Sabe o que é o assédio?
Sabe que o assédio é o ingrediente propício das práticas desleais que, como tal, constituem um ilícito de mera ordenação social passível de coima para quem dele lança mão de molde aenredar na sua trama as pessoas?
Ora, assédio é…
Assédio é, segundo os dicionários, “insistência impertinente, perseguição, sugestão ou pretensão constantes em relação a alguém.” E assediar significa perseguir com propostas, sugerir com insistência; ser inoportuno ao tentar obter algo; molestar; abordar súbita ou inesperadamente.
É vulgar ouvir-se falar de assédio no plano sexual, como no moral, mas a figura surge na primeira metade da década de 2000, sob novos influxos, no domínio do direito contratual do consumo com absoluta pertinência e justificação. Como surgira já, aliás, no plano da proibição da discriminação, mormente com reflexos na esfera negocial, ex vi Lei 14/2008, de 12 de Março, resultado, aliás, da transposição da Directiva 2004/113, de 13 de Dezembro, que define, no plano de que se trata, assédio como segue:
“todas as situações em que ocorra um comportamento indesejado, relacionado [ou não] com o sexo de uma dada pessoa, com o objectivo ou o efeito de violar a sua dignidade e de criar um ambiente intimidativo, hostil, degradante, humilhante ou ofensivo”.

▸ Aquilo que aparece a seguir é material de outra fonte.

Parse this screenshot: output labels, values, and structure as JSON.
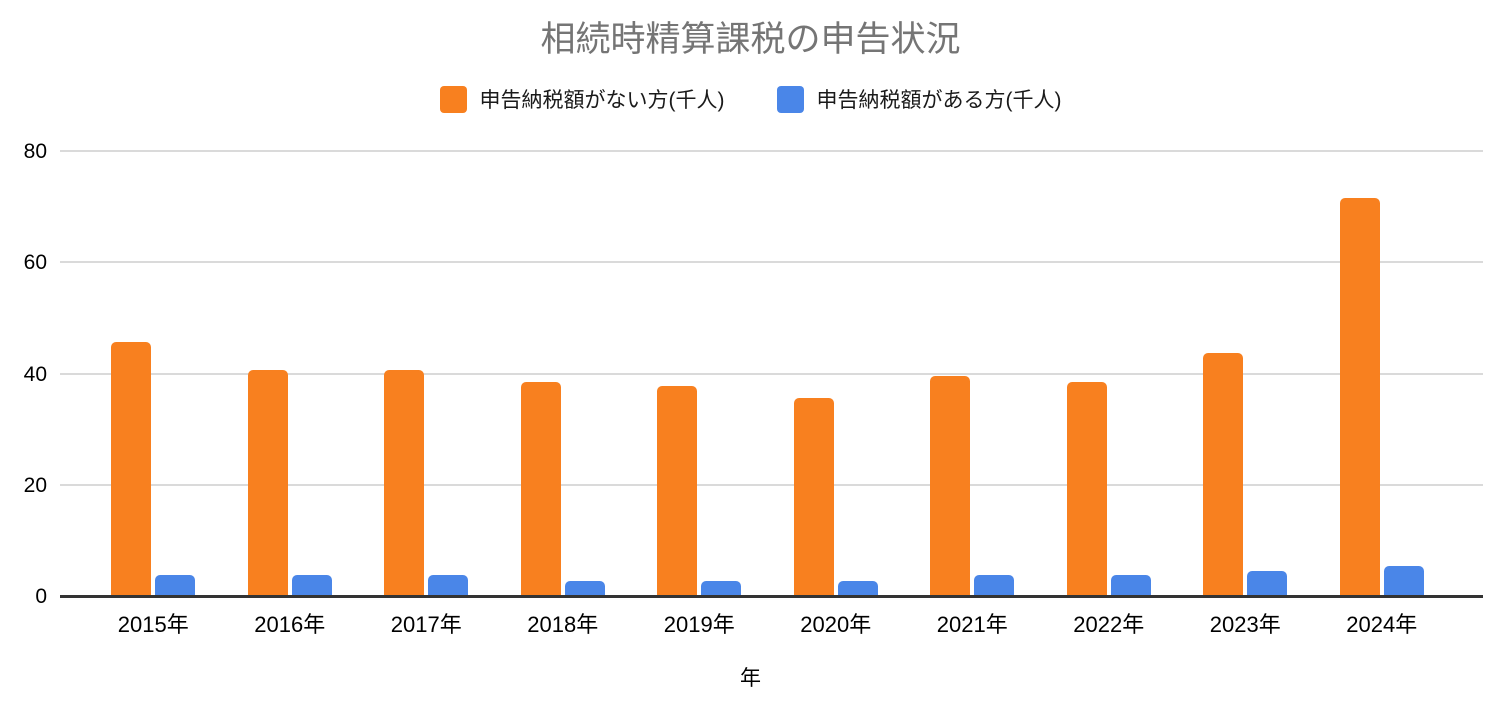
{
  "chart_data": {
    "type": "bar",
    "title": "相続時精算課税の申告状況",
    "title_color": "#757575",
    "categories": [
      "2015年",
      "2016年",
      "2017年",
      "2018年",
      "2019年",
      "2020年",
      "2021年",
      "2022年",
      "2023年",
      "2024年"
    ],
    "series": [
      {
        "key": "no-tax",
        "name": "申告納税額がない方(千人)",
        "color": "#F8801F",
        "values": [
          45.9,
          40.9,
          40.9,
          38.7,
          38.0,
          35.8,
          39.7,
          38.7,
          43.8,
          71.8
        ]
      },
      {
        "key": "has-tax",
        "name": "申告納税額がある方(千人)",
        "color": "#4A86E8",
        "values": [
          3.9,
          3.9,
          3.9,
          2.9,
          2.9,
          2.8,
          3.9,
          3.9,
          4.6,
          5.6
        ]
      }
    ],
    "xlabel": "年",
    "ylabel": "",
    "ylim": [
      0,
      80
    ],
    "yticks": [
      0,
      20,
      40,
      60,
      80
    ],
    "grid": true,
    "legend_position": "top",
    "gridline_color": "#dadada",
    "baseline_color": "#333333"
  }
}
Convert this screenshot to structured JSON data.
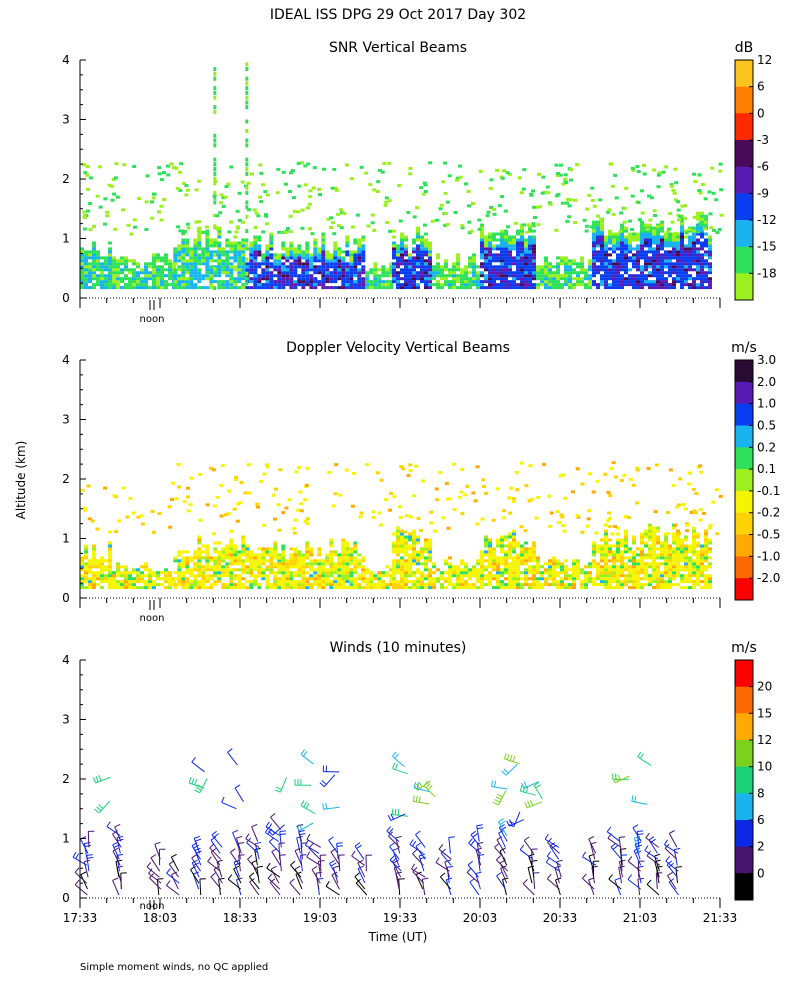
{
  "page": {
    "title": "IDEAL ISS DPG  29 Oct 2017 Day 302",
    "ylabel": "Altitude (km)",
    "xlabel": "Time (UT)",
    "noon_label": "noon",
    "footnote": "Simple moment winds, no QC applied"
  },
  "chart_data": [
    {
      "type": "heatmap",
      "title": "SNR Vertical Beams",
      "ylabel": "Altitude (km)",
      "ylim": [
        0,
        4
      ],
      "yticks": [
        "0",
        "1",
        "2",
        "3",
        "4"
      ],
      "colorbar": {
        "unit": "dB",
        "tick_labels": [
          "12",
          "6",
          "0",
          "-3",
          "-6",
          "-9",
          "-12",
          "-15",
          "-18"
        ],
        "colors": [
          "#fcc21e",
          "#ff7f00",
          "#ff2a00",
          "#4a0a5a",
          "#5a1ab4",
          "#0a3cf0",
          "#19b4f0",
          "#2fe05a",
          "#9bf01e"
        ]
      },
      "segments": [
        {
          "start": "17:33",
          "end": "17:45",
          "top_km": 0.8,
          "base": "#2fe05a",
          "intense": 0.45
        },
        {
          "start": "17:45",
          "end": "18:08",
          "top_km": 0.6,
          "base": "#9bf01e",
          "intense": 0.25
        },
        {
          "start": "18:08",
          "end": "18:35",
          "top_km": 1.0,
          "base": "#2fe05a",
          "intense": 0.5
        },
        {
          "start": "18:35",
          "end": "19:20",
          "top_km": 0.9,
          "base": "#0a3cf0",
          "intense": 0.95
        },
        {
          "start": "19:20",
          "end": "19:30",
          "top_km": 0.5,
          "base": "#9bf01e",
          "intense": 0.15
        },
        {
          "start": "19:30",
          "end": "19:45",
          "top_km": 1.0,
          "base": "#0a3cf0",
          "intense": 0.8
        },
        {
          "start": "19:45",
          "end": "20:03",
          "top_km": 0.6,
          "base": "#9bf01e",
          "intense": 0.2
        },
        {
          "start": "20:03",
          "end": "20:24",
          "top_km": 1.1,
          "base": "#0a3cf0",
          "intense": 0.95
        },
        {
          "start": "20:24",
          "end": "20:45",
          "top_km": 0.6,
          "base": "#9bf01e",
          "intense": 0.25
        },
        {
          "start": "20:45",
          "end": "21:30",
          "top_km": 1.2,
          "base": "#0a3cf0",
          "intense": 1.0
        }
      ]
    },
    {
      "type": "heatmap",
      "title": "Doppler Velocity Vertical Beams",
      "ylabel": "Altitude (km)",
      "ylim": [
        0,
        4
      ],
      "yticks": [
        "0",
        "1",
        "2",
        "3",
        "4"
      ],
      "colorbar": {
        "unit": "m/s",
        "tick_labels": [
          "3.0",
          "2.0",
          "1.0",
          "0.5",
          "0.2",
          "0.1",
          "-0.1",
          "-0.2",
          "-0.5",
          "-1.0",
          "-2.0"
        ],
        "colors": [
          "#280a32",
          "#5a1ab4",
          "#0a3cf0",
          "#19b4f0",
          "#2fe05a",
          "#9bf01e",
          "#f5f500",
          "#ffd200",
          "#ffaa00",
          "#ff6a00",
          "#ff0000"
        ]
      },
      "segments": [
        {
          "start": "17:33",
          "end": "17:45",
          "top_km": 0.8,
          "base": "#f5f500"
        },
        {
          "start": "17:45",
          "end": "18:08",
          "top_km": 0.5,
          "base": "#f5f500"
        },
        {
          "start": "18:08",
          "end": "18:35",
          "top_km": 0.9,
          "base": "#f5f500"
        },
        {
          "start": "18:35",
          "end": "19:20",
          "top_km": 0.85,
          "base": "#f5f500"
        },
        {
          "start": "19:20",
          "end": "19:30",
          "top_km": 0.5,
          "base": "#f5f500"
        },
        {
          "start": "19:30",
          "end": "19:45",
          "top_km": 1.0,
          "base": "#f5f500"
        },
        {
          "start": "19:45",
          "end": "20:03",
          "top_km": 0.6,
          "base": "#f5f500"
        },
        {
          "start": "20:03",
          "end": "20:24",
          "top_km": 1.0,
          "base": "#f5f500"
        },
        {
          "start": "20:24",
          "end": "20:45",
          "top_km": 0.6,
          "base": "#f5f500"
        },
        {
          "start": "20:45",
          "end": "21:30",
          "top_km": 1.1,
          "base": "#f5f500"
        }
      ]
    },
    {
      "type": "scatter",
      "title": "Winds (10 minutes)",
      "ylabel": "Altitude (km)",
      "xlabel": "Time (UT)",
      "ylim": [
        0,
        4
      ],
      "yticks": [
        "0",
        "1",
        "2",
        "3",
        "4"
      ],
      "xticks": [
        "17:33",
        "18:03",
        "18:33",
        "19:03",
        "19:33",
        "20:03",
        "20:33",
        "21:03",
        "21:33"
      ],
      "colorbar": {
        "unit": "m/s",
        "tick_labels": [
          "20",
          "15",
          "12",
          "10",
          "8",
          "6",
          "2",
          "0"
        ],
        "colors": [
          "#ff0000",
          "#ff6a00",
          "#ffaa00",
          "#7ad21e",
          "#19d278",
          "#19b4f0",
          "#0a28e6",
          "#46146e",
          "#000000"
        ]
      },
      "profiles": [
        {
          "time": "17:36",
          "top_km": 0.9
        },
        {
          "time": "17:48",
          "top_km": 1.1
        },
        {
          "time": "18:03",
          "top_km": 0.7
        },
        {
          "time": "18:10",
          "top_km": 0.5
        },
        {
          "time": "18:18",
          "top_km": 0.8
        },
        {
          "time": "18:26",
          "top_km": 0.9
        },
        {
          "time": "18:33",
          "top_km": 0.9
        },
        {
          "time": "18:40",
          "top_km": 1.0
        },
        {
          "time": "18:48",
          "top_km": 1.2
        },
        {
          "time": "18:56",
          "top_km": 1.0
        },
        {
          "time": "19:03",
          "top_km": 0.9
        },
        {
          "time": "19:10",
          "top_km": 0.8
        },
        {
          "time": "19:20",
          "top_km": 0.7
        },
        {
          "time": "19:33",
          "top_km": 1.0
        },
        {
          "time": "19:42",
          "top_km": 0.9
        },
        {
          "time": "19:52",
          "top_km": 0.8
        },
        {
          "time": "20:03",
          "top_km": 1.0
        },
        {
          "time": "20:13",
          "top_km": 1.1
        },
        {
          "time": "20:23",
          "top_km": 0.8
        },
        {
          "time": "20:33",
          "top_km": 0.9
        },
        {
          "time": "20:46",
          "top_km": 0.8
        },
        {
          "time": "20:56",
          "top_km": 1.0
        },
        {
          "time": "21:03",
          "top_km": 1.0
        },
        {
          "time": "21:10",
          "top_km": 0.9
        },
        {
          "time": "21:17",
          "top_km": 0.9
        }
      ],
      "upper_wind_times": [
        "17:45",
        "18:20",
        "18:33",
        "18:50",
        "19:00",
        "19:10",
        "19:35",
        "19:45",
        "20:12",
        "20:18",
        "20:25",
        "20:58",
        "21:06"
      ]
    }
  ]
}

Sem se referir obviamente o Código do Trabalho ou o Código Penal que, no seu âmbito, recortam o conceito para os fins específicos neles consignados.
Uma lei de 12 de Fevereiro de 2019 (a n.º 12/2019) estende a disciplina do assédio ao arrendamento urbano para habitação, em cujo artigo 2.º adita ao Novíssimo Regime do Arrendamento Urbano uma norma com a redacção que segue, sob a epígrafe “proibição de assédio”:
“É proibido o assédio no arrendamento …, entendendo-se como tal qualquer comportamento ilegítimo do senhorio, de quem o represente ou de terceiro interessado na aquisição ou na comercialização do locado, que, com o objectivo de provocar a desocupação do mesmo, perturbe, constranja ou afecte a dignidade do arrendatário, subarrendatário ou das pessoas que com estes residam legitimamente no locado, os sujeite a um ambiente intimidativo, hostil, degradante, perigoso, humilhante, desestabilizador ou ofensivo, ou impeça ou prejudique gravemente o acesso e a fruição do locado.”
Agora já terá uma ideia do que seja o assédio.
Algo a que se assiste em três canais de televisão todos, mas todos os dias. Para desgraça alheia e gáudio dos que esportulam à saciedade os hipervulberáveis sem uma palavra de “quem de direito”!
O que faz a ERC – o Regulador da Comunicação Social - a que estas coisas, de si tão relevantes, escapam?